Our food is not only fresher, it is also safer to eat. Food borne pathogens are far less prevalent than in the past. We do lose some nutrition though, since most produce and a lot of grain harbored colonies of insects, or at least lots of their feces, to boost protein. And we lose some medicines since microbial colonies in foods were more common as well, giving us our antibiotics, and some fairly interesting hallucinogens, straight from the source. Ergot anyone? Want to get dosed and burn some witches?
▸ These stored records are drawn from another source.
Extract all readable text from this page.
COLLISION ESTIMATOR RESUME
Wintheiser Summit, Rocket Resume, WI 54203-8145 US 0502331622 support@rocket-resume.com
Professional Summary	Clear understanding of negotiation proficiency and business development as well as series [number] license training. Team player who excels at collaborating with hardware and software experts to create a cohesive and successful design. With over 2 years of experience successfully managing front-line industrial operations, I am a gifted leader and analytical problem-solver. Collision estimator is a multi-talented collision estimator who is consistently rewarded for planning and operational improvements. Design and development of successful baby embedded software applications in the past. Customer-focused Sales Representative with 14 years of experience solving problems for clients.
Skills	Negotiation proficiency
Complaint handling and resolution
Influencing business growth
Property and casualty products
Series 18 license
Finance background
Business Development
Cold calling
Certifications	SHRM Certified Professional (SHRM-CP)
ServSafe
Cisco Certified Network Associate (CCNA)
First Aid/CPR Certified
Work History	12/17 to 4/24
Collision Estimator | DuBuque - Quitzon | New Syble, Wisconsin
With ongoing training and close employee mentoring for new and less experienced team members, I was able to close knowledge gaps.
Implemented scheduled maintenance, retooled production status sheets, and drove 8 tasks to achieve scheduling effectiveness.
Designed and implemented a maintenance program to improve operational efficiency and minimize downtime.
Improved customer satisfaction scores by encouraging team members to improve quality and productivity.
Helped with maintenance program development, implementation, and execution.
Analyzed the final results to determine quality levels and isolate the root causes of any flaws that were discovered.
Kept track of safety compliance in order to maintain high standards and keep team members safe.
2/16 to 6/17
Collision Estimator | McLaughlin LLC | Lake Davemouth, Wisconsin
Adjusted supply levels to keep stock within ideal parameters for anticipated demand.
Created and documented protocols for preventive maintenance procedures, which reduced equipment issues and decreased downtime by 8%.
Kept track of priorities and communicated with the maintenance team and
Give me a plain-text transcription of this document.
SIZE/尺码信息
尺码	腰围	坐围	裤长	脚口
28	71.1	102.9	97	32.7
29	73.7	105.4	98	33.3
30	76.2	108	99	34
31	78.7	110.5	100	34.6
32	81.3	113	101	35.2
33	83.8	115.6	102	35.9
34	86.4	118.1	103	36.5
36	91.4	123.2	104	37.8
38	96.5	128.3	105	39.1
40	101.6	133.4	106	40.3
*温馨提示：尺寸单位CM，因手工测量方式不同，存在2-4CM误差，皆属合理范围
We know how to make better food with less environmental damage, but we don't yet know how to do it for everyone. The nostalgia for a mythical past when we all had good, natural food is bunk. In the past the vast majority of people were hungry most of the time and ate what we would consider garbage when they ate at all. They lived short, sickly lives of back breaking toil. Today a larger percentage of a very much larger number of people eat like royalty compared to the past, yet 1 in 6 humans is still food insecure, and there are costs as well as benefits to wide spread food security. We eat too much and get too little exercise. We exhaust our land and water, we pollute our environment. We have made great progress and still have a long way to go.